Работа Двух-Восьмерок – как и всех прочих Белых ведунов в этом цеху – состояла в производстве заклятия, которое превращало обычную бумагу в магическую. Довольно простое заклинание, рутинное. Сперва Две-Восьмерки выкладывал на стол листок бумаги, дальше следовал инструкциям, изложенным в «Книге Заклятий Серебряного Королевства» (авторства самой госпожи Хестер, к слову сказать). Следовало начертать на бумаге в строгом порядке следующие символы: птица, сердце, компас, облако.
Завершив каллиграфическую часть, Две-Восьмерки опускал лист бумаги в котел, где тот начинал скручиваться и чернеть под действием магического пламени. Дальше требовалось добавить в огонь ингредиенты, призванные запечатать заклятие: капли дистиллированного лунного света, ложку молотых орлиных перьев, стрелку компаса.

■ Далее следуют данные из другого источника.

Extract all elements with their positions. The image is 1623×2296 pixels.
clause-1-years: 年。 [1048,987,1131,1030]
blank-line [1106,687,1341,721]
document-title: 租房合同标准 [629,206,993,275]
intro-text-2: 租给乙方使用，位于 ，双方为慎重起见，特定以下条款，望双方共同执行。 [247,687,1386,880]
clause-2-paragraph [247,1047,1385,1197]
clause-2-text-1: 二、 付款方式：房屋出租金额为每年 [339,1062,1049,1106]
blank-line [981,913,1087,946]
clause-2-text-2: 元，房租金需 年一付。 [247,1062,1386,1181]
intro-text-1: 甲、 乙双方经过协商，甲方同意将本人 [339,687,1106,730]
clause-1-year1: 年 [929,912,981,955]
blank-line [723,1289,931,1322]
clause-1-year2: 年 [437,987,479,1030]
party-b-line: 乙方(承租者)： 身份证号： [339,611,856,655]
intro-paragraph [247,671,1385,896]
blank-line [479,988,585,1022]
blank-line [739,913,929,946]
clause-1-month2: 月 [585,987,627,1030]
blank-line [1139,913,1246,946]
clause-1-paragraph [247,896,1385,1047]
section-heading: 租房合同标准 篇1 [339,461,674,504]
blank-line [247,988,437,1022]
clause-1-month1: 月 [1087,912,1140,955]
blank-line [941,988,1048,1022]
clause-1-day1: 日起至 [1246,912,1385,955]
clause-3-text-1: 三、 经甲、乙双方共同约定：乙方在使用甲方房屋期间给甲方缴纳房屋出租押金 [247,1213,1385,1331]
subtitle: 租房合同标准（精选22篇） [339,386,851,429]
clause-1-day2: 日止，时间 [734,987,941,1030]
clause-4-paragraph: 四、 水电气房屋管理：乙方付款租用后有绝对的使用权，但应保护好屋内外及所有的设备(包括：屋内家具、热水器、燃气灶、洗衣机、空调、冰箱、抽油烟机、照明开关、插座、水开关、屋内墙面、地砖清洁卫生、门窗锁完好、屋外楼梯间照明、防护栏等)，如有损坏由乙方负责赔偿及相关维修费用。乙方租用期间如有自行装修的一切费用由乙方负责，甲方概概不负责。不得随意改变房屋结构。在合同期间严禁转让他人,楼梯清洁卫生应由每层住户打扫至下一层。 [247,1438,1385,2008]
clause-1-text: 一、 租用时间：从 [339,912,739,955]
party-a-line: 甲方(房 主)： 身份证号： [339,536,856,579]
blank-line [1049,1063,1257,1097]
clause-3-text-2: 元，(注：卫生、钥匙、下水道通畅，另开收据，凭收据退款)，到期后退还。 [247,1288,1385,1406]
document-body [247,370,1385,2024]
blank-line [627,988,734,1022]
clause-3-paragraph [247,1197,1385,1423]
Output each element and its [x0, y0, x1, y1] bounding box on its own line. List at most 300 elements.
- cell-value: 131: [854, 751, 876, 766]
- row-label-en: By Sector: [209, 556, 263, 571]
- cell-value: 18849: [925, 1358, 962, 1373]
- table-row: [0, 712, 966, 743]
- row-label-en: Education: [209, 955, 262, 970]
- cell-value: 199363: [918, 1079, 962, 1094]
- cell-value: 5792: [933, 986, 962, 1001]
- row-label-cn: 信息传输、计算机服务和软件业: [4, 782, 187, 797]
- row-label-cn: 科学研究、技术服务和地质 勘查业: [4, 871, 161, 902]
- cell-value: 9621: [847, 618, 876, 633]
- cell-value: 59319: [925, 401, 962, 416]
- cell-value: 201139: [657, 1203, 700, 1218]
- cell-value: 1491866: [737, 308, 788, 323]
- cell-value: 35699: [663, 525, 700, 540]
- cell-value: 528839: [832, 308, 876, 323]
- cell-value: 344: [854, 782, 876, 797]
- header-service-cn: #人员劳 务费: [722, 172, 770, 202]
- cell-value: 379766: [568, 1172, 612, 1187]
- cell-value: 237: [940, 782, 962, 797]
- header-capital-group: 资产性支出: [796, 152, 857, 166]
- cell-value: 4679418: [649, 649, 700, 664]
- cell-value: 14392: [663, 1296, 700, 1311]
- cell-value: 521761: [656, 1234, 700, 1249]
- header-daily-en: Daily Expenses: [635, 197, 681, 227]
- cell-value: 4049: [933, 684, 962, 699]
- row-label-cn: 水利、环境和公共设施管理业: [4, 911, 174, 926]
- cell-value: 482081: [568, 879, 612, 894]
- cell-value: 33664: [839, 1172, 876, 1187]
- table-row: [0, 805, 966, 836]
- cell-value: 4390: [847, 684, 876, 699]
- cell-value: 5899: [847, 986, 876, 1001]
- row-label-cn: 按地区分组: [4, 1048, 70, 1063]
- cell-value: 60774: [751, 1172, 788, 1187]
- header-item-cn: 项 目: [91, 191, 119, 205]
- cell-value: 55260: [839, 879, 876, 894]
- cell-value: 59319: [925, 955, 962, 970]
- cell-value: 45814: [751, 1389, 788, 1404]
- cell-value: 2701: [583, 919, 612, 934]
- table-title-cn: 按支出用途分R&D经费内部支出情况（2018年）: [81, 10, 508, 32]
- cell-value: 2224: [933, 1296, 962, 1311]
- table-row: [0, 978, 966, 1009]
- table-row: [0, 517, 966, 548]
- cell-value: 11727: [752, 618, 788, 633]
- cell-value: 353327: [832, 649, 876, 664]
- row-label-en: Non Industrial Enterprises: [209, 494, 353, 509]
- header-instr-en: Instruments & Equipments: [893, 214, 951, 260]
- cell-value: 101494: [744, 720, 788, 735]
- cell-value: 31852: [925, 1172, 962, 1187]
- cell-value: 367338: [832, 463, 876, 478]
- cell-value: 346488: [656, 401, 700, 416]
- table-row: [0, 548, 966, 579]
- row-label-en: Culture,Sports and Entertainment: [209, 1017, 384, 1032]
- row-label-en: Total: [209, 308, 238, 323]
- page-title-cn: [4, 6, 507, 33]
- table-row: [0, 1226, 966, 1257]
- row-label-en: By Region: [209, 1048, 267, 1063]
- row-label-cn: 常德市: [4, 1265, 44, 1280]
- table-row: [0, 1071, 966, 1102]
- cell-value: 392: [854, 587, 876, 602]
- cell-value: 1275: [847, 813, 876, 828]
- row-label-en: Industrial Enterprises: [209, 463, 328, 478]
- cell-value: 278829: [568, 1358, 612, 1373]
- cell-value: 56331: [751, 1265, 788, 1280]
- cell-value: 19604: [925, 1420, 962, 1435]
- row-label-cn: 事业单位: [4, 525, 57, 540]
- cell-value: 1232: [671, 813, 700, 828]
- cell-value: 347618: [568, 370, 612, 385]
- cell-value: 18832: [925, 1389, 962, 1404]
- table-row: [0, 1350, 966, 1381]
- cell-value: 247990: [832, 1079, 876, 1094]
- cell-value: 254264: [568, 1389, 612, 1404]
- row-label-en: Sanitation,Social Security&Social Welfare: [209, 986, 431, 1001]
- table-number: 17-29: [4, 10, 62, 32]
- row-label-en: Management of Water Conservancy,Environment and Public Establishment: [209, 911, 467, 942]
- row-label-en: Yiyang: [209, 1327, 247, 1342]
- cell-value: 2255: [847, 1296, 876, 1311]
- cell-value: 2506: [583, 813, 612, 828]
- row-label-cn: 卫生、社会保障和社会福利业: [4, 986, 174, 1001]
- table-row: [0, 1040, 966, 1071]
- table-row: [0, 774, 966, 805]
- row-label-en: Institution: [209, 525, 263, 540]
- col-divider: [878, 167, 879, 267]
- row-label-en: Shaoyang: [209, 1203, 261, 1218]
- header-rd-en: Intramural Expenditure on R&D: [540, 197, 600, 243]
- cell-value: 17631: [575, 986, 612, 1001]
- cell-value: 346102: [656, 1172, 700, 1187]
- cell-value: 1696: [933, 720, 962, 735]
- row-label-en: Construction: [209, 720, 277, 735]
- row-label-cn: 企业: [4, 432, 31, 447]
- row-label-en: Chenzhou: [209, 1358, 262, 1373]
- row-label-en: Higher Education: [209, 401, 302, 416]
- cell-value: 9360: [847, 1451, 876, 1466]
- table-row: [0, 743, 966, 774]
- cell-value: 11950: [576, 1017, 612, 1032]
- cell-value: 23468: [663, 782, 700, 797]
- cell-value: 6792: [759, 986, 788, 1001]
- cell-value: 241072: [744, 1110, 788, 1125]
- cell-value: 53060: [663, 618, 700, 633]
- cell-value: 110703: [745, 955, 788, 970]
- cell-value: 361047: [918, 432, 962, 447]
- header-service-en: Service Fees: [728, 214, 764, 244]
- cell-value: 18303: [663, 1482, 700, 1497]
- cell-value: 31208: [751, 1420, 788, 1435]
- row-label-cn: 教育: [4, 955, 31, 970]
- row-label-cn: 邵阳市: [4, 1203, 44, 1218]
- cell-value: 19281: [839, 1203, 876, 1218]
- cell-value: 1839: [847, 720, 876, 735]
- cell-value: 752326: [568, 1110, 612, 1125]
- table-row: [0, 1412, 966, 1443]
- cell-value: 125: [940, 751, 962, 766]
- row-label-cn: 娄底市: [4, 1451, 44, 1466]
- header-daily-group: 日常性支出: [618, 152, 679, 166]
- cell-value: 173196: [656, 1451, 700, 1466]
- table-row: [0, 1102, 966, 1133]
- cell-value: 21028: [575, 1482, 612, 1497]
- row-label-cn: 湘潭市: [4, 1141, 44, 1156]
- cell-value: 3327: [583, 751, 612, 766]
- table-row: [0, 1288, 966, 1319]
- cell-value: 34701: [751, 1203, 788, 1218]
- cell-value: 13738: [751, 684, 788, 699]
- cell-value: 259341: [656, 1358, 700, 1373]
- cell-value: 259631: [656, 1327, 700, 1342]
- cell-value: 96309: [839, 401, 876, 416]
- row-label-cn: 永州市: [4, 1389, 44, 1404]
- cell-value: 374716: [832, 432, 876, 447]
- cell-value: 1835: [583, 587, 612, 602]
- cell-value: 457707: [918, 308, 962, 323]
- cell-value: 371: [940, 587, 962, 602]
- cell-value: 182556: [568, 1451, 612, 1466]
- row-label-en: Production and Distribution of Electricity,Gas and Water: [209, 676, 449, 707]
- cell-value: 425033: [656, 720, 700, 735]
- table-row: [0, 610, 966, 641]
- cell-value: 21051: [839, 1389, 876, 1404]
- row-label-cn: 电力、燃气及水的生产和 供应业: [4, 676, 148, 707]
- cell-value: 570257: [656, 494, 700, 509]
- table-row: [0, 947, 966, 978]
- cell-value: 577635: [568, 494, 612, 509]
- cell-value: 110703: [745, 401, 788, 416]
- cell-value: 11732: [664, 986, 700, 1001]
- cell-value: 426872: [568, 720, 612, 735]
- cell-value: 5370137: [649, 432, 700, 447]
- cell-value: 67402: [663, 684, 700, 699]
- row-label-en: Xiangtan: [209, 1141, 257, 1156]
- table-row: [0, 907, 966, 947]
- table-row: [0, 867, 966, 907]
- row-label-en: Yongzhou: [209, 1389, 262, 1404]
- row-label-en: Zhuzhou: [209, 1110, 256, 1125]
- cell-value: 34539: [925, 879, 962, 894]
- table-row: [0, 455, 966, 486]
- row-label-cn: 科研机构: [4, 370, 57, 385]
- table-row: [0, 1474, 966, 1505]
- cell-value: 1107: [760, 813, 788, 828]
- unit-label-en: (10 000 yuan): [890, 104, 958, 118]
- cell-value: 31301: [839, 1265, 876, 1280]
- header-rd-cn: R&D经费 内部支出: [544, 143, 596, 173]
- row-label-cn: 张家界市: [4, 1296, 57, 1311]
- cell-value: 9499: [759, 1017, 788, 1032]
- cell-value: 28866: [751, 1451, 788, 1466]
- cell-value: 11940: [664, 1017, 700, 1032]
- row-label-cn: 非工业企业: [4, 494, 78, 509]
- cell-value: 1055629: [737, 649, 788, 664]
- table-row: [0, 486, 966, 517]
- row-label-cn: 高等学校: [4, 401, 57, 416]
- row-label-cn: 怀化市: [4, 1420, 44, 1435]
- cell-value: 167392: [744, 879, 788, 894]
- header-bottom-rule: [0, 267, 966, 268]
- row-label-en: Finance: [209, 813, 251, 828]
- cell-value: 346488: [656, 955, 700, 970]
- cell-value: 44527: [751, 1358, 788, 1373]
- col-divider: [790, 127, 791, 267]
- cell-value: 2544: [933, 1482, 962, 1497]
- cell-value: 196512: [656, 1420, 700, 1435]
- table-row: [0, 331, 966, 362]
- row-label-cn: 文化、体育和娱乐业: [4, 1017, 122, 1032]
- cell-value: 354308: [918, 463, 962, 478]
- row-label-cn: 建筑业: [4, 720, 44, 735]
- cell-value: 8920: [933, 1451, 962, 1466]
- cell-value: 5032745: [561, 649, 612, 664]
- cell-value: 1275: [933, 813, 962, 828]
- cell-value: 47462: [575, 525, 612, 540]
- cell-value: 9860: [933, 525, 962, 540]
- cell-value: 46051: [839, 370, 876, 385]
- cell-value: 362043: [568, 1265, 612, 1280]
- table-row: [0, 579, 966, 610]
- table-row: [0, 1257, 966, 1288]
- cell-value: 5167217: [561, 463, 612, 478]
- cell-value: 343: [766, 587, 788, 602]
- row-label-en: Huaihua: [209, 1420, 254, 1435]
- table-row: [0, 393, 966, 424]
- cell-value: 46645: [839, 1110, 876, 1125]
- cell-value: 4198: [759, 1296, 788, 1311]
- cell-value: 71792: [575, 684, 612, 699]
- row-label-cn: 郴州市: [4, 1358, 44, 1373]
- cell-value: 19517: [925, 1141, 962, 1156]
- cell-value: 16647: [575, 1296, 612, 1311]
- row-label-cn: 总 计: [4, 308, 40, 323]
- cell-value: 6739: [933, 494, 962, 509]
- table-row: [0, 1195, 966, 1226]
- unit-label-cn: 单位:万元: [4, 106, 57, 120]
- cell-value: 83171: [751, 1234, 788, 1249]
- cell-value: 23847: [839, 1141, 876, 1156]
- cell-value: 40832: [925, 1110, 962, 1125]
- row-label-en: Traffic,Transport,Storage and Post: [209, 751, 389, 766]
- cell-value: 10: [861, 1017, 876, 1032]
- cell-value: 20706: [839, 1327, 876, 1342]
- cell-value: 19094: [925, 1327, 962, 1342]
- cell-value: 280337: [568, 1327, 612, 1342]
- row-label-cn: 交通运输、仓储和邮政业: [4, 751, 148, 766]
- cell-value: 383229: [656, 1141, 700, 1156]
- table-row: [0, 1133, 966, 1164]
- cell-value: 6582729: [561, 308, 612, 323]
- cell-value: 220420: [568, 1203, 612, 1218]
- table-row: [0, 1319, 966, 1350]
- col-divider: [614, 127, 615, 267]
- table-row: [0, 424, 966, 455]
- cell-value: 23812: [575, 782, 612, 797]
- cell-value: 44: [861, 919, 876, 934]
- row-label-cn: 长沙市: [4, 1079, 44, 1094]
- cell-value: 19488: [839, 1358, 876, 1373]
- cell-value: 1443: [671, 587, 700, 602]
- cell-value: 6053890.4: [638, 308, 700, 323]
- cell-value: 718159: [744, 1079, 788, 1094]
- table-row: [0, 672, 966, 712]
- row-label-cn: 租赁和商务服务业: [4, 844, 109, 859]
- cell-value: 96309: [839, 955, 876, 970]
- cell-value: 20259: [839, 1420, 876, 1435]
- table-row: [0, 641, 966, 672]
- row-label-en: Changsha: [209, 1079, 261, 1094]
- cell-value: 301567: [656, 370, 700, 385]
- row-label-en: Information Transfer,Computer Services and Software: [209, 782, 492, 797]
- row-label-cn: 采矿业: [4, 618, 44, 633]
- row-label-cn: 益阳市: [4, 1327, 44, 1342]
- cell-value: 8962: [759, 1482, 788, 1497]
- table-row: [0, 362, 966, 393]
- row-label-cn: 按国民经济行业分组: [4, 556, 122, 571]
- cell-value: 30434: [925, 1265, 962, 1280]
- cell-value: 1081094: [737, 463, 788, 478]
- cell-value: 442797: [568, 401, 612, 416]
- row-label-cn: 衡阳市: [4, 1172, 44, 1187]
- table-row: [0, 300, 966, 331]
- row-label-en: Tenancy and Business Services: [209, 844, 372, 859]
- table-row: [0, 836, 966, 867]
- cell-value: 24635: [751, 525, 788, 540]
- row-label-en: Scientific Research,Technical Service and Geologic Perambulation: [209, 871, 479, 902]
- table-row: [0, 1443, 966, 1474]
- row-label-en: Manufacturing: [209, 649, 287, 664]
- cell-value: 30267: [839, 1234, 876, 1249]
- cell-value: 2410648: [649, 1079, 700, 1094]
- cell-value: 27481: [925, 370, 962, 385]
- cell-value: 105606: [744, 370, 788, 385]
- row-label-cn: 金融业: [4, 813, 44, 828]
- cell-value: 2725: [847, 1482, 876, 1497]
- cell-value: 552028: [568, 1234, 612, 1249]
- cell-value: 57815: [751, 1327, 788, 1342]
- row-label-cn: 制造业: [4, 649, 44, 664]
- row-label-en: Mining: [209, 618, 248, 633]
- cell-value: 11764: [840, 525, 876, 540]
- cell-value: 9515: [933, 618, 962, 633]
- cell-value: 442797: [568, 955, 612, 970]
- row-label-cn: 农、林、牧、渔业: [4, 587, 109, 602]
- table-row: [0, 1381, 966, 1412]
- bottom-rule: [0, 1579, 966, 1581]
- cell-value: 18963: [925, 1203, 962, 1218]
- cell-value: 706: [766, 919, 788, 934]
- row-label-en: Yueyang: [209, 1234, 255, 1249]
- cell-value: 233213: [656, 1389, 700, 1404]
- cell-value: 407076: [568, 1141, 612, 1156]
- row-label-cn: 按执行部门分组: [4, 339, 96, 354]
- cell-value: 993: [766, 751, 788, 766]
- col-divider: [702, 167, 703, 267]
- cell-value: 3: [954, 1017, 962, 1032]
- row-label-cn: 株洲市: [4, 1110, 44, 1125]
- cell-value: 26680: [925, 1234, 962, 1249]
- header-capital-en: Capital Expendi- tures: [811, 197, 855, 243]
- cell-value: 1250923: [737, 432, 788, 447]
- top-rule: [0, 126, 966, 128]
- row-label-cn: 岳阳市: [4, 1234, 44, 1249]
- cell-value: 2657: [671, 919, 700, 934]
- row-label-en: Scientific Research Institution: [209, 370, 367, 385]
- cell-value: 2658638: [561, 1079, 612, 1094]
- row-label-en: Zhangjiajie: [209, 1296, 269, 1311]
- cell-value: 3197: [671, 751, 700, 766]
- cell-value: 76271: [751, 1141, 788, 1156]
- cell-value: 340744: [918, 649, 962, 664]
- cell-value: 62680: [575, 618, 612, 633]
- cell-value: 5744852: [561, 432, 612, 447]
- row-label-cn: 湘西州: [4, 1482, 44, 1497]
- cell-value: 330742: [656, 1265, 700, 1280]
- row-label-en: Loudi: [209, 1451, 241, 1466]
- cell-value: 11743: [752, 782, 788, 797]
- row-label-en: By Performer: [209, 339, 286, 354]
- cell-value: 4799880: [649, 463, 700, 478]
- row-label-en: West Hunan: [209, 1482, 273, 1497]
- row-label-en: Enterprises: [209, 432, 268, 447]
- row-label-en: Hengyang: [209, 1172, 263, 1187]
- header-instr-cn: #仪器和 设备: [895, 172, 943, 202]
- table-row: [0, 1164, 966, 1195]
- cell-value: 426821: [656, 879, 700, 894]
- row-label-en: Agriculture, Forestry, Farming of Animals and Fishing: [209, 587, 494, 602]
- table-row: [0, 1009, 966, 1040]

Потом наступала самая ответственная часть работы, именуемая «Ведунской молитвой». Две-Восьмерки тщательно и чисто выговаривал слова, не позволяя себе сбиться:
Порождение огня,
Прими силу от меня,
Мощью Матери-Земли
Силой мысли воспали
То заклятье, что пою,
Кровь и магию мою.
Дальше – вспышка света. Котел начинал вибрировать, от него поднимались клубы пурпурного пара. Привычными быстрыми и ловкими движениями Две-Восьмерки откупорил ряд одинаковых флакончиков и начал наполнять их заклятием, пока котел не опустел. Потом он упаковал флакончики с магией в ящик, устланный соломой, подписал на бирке название заклятия и позвонил в колокольчик, оповещая, что закончил очередную партию. Через минуту к его столу проковыляла пожилая служительница с тележкой и погрузила ящик с заклятиями к остальным, точно таким же: теперь их требовалось отвезти на пункт обесцвечивания. Она молча забрала продукт и укатила тележку, не удостоив Две-Восьмерки ни слова, ни одобрительного взгляда.
Так проходил каждый день Белого ведуна в течение последних трех лет его жизни. Закончи серию, звякни колокольчиком, сдай серию, работай дальше.
Две-Восьмерки еще не знал, что этот день будет очень сильно отличаться от всех предыдущих. Что этот день изменит всю его жизнь.
Приближался обеденный перерыв, и в целом Две-Восьмерки был доволен своей сегодняшней работой. Он произвел восемь партий заклятий – неплохой результат и для полного рабочего дня. Вытирая ладонью потный лоб, он осознал, что желудок его бурчит от голода. Именно в этот миг он заметил, что двое других Белых ведунов, совершенно незнакомых, направляются к его столу.
Это были очень крупные мужчины, один – темнокожий, с бритой наголо головой, а второй, наоборот, такой бледный, что кожа его казалась голубоватой, и с копной спутанных седых волос.
Они остановились прямо напротив стола Двух-Восьмерок, меряя его странными взглядами.